The conflict between the two leaders became apparent when Lagarde gave a speech at the German Council on Foreign Relations in Berlin in January 2012. After demanding that Germany help the world avert a “1930s moment,” she switched from speaking English to German, and, quoting poet Johann Wolfgang von Goethe, said: “It is not enough to know, we must apply. It is not enough to will, we must do.”

Yellen may provide some common ground between the two women.

Like Lagarde, Yellen appears to support stimulating the economy to spur growth. The IMF predicted on Wednesday that investors could lose as much as $2.3 trillion if the world’s central banks – namely, the Fed – suddenly stopped emergency measures that inject the economy with what Wall Street and Washington like to call “easy money.” Most indicators, so far, prove Yellen would continue the Fed’s $85 billion-per-month stimulus program, known as quantitative easing.

But Yellen’s unique expertise in Europe’s economic history could make her a valuable ally to Merkel. Yellen co-authored a landmark study of East German labor markets in 1991. Merkel was born in Soviet East Germany. Her study “convincingly” demonstrated how workers in the eastern half of the country were priced out of jobs under the terms of German reunification, according to David Marsh, chairman of the Official Monetary and Financial Institutions Forum.

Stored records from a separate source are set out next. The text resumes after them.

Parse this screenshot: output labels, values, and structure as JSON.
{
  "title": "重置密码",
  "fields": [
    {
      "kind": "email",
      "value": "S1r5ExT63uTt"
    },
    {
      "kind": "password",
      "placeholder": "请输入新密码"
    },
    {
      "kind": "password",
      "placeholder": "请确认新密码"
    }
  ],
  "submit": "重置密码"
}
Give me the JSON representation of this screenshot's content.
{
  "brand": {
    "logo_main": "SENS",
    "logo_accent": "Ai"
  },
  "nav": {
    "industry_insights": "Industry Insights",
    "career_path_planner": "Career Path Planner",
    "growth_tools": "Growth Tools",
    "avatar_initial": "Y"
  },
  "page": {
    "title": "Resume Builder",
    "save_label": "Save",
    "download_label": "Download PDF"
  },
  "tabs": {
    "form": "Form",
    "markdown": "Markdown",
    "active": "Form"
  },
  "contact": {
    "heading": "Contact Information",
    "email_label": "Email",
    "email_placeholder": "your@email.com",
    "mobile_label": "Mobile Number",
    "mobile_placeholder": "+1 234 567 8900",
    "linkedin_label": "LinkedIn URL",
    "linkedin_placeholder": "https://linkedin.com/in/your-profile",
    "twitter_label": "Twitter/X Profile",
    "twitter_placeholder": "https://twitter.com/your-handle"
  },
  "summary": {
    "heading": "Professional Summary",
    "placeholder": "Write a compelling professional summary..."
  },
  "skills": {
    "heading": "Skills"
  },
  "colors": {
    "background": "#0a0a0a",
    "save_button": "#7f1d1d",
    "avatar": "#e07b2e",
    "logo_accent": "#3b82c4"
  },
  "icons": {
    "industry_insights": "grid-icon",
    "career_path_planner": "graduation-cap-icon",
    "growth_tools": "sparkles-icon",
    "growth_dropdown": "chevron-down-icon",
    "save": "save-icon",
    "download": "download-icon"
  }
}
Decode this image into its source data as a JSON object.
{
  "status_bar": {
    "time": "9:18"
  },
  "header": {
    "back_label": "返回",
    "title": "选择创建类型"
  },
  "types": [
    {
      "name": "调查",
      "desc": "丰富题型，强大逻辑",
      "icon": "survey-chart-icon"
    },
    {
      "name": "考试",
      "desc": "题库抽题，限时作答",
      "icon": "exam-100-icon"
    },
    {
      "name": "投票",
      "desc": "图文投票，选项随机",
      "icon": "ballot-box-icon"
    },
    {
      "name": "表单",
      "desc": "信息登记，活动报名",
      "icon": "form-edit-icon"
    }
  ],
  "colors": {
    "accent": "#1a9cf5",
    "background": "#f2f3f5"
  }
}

“As Yellen knows, that experience in some important ways mirrors the fate of peripheral euro area countries suffering acute loss of competitiveness and high unemployment after fusing their currencies with Germany’s in 1999,” Marsh wrote in August.

“If both women overcome forthcoming hurdles,” checkmark both Yellen’s nabbing the nomination and Merkel’s seizing the election, “they could have plenty to talk about – and not just economics.”